Pope Leo XIV's First Encyclical: AI Must Not Become a Tower of Babel
On Monday, May 25, Pope Leo XIV presented his first encyclical titled "Magnifica humanitas: On the defense of the human person in the age of artificial intelligence." "The main choice is not between 'yes' or 'no' to technologies, but rather between building Babylon or rebuilding Jerusalem," he wrote.

Pope Leo XIV. Photo: Simone Risoluti / Vatican Media via Vatican Pool/Getty Images
In his first encyclical, the pontiff called to "disarm" AI to protect humanity from the risks associated with this technology. "'Disarm' means not to reject technologies, but to prevent them from dominating humanity," the Pope explained his position.
In his programmatic address to the Catholic Church, Leo XIV also called for freeing artificial intelligence from the monopolistic control of "only a few multinational corporations" and warned against using this technology to achieve geopolitical or commercial gains, Deutsche Welle writes.
The risk, according to the Pope, lies in people being reduced "to the role of mere cogs in a system aimed at ever-greater efficiency."
Pope Leo used two biblical images to describe the choice humanity faces.
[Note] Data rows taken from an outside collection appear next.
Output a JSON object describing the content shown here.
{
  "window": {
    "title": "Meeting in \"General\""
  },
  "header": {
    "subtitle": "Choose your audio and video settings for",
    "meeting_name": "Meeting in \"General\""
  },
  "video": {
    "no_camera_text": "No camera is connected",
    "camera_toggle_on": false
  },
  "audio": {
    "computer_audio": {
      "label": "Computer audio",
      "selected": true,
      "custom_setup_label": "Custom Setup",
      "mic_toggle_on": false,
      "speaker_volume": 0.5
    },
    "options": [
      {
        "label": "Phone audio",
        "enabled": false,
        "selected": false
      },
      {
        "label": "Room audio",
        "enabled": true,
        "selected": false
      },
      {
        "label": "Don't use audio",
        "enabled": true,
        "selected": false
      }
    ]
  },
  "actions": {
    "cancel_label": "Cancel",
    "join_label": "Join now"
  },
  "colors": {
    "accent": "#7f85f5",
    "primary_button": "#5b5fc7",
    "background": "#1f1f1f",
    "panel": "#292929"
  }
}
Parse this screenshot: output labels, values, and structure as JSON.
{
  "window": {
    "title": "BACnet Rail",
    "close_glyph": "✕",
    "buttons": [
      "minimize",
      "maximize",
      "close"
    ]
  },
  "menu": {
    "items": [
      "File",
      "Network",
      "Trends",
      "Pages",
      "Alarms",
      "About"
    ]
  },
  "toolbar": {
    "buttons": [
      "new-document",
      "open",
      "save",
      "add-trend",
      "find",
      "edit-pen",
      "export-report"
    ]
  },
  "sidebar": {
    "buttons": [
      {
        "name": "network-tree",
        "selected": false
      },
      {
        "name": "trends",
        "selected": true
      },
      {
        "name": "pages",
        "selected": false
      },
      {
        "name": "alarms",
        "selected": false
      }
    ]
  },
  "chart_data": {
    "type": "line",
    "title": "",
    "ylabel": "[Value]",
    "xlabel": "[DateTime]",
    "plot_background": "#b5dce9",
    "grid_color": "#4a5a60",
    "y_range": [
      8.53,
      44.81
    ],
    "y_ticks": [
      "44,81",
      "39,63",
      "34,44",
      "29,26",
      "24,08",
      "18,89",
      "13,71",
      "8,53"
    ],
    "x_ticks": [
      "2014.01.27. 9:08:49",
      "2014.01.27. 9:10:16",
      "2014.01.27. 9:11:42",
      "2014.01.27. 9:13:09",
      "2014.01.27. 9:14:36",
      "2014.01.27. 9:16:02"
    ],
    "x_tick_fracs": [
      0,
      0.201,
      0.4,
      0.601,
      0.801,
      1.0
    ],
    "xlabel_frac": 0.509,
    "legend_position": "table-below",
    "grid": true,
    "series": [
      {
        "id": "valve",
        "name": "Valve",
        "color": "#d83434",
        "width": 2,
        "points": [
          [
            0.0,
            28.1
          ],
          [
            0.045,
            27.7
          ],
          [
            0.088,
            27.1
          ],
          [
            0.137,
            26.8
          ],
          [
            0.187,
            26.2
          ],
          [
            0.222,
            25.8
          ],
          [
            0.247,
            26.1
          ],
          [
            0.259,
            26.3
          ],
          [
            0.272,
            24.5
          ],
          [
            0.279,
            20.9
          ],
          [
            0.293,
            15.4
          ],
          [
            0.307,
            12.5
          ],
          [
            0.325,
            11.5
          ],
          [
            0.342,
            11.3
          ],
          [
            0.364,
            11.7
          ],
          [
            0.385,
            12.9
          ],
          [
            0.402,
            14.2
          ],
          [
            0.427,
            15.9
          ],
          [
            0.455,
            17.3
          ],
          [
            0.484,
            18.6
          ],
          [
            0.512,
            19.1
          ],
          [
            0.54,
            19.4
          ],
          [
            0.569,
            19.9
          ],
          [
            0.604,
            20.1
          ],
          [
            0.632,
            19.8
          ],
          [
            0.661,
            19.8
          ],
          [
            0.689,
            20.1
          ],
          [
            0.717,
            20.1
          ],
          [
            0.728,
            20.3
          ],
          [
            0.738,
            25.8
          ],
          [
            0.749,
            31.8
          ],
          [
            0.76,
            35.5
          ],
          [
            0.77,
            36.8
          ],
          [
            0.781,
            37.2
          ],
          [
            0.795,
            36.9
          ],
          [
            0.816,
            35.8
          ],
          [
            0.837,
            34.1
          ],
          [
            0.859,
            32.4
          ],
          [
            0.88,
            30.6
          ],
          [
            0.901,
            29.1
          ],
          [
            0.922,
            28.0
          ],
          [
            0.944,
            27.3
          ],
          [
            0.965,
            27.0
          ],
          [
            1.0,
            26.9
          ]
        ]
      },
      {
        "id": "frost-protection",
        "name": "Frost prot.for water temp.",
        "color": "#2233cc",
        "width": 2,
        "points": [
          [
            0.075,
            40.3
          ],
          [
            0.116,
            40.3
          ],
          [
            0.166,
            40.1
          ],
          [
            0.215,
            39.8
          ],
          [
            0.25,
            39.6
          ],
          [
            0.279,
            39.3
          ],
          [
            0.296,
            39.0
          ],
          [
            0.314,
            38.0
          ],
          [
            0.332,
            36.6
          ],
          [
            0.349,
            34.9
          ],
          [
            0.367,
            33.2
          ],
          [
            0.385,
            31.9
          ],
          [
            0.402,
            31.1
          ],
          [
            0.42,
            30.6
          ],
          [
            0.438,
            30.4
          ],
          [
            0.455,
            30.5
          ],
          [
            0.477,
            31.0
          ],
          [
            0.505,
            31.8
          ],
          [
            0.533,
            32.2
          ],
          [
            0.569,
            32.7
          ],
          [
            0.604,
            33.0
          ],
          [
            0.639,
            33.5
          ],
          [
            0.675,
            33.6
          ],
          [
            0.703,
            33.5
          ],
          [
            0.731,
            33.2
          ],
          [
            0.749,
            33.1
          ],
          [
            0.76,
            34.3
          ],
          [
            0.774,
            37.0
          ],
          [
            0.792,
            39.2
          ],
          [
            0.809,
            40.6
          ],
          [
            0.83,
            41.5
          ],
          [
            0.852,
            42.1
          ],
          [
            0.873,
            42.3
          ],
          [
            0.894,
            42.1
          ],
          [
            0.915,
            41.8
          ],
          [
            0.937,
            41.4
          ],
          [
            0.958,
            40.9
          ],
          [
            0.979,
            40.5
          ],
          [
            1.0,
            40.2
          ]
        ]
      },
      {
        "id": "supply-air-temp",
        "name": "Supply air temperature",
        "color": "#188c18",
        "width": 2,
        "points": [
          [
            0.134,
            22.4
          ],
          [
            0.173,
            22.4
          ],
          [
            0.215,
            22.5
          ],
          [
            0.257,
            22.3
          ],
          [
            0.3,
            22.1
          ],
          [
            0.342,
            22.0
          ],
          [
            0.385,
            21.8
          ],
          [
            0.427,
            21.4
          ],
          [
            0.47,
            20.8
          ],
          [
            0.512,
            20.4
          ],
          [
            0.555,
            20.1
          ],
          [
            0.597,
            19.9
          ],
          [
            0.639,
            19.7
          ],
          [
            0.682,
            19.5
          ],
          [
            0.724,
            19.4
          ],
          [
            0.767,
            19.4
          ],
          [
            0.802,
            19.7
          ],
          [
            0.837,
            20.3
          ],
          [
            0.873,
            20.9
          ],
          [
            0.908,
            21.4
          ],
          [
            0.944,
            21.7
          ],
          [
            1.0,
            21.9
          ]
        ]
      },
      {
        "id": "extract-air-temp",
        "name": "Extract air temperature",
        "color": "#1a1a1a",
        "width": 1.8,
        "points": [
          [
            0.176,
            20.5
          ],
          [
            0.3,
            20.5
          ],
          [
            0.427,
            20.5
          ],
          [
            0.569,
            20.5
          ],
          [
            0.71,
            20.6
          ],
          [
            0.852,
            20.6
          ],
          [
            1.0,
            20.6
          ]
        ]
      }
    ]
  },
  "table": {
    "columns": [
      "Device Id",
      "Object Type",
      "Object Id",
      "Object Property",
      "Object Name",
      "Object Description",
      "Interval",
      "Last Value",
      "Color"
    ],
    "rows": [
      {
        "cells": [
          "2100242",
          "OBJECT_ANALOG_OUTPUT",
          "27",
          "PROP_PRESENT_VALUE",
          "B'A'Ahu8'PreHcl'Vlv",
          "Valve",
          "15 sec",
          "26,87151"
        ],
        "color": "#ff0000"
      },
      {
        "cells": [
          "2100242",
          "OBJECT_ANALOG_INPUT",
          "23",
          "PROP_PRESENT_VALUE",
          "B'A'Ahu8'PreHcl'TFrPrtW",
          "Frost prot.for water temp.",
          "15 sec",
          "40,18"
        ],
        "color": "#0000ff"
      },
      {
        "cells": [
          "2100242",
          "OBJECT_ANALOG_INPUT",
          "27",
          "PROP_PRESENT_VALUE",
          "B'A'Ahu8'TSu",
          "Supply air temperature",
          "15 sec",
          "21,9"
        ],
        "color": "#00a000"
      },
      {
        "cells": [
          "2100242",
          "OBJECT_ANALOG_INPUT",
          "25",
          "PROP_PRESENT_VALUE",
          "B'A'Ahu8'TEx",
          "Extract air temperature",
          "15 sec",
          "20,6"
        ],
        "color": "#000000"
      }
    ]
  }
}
"The main choice is not between 'yes' or 'no' to technologies, but rather between building Babylon or rebuilding Jerusalem," he wrote.
In the Bible, the Tower of Babel symbolizes a grand, top-down project where decisions are made under the influence of ambition, for profit at any cost, and which seeks to make everyone uniform, the Pope writes in his text. In the rebuilding of Jerusalem, however, different people worked together to reconstruct the ruined walls and return to fraternal coexistence, the Pope added.
"Small but extremely influential groups are capable of controlling information flows and consumer behavior, dictating the course of democratic processes, and impacting economic dynamics," the pontiff noted.
Therefore, according to him,
"it is extremely important that the implementation of AI — especially in those areas concerning public good and fundamental rights — be accompanied by clear criteria and effective protective mechanisms."
The Pope proposed developing an "ethical code" for AI, based on criteria of general social justice, and also ensuring the regulation of user data processing.
However, he emphasized, these measures will prove useless "if moral frameworks are determined only by the chosen few."
Observers interpreted this statement as a criticism of American tech billionaires.
In his encyclical, the Pope also sharply criticized the "culture of force" that normalizes war and encourages rearmament. He called for overcoming the theory of "just war" — a doctrine that has been used to justify global conflicts. Military force can only be applied for "self-defense in the strictest sense," the pontiff is convinced.
Leo XIV also warned against the use of AI-based weapons.
"No algorithm exists that can make war morally acceptable," he stressed.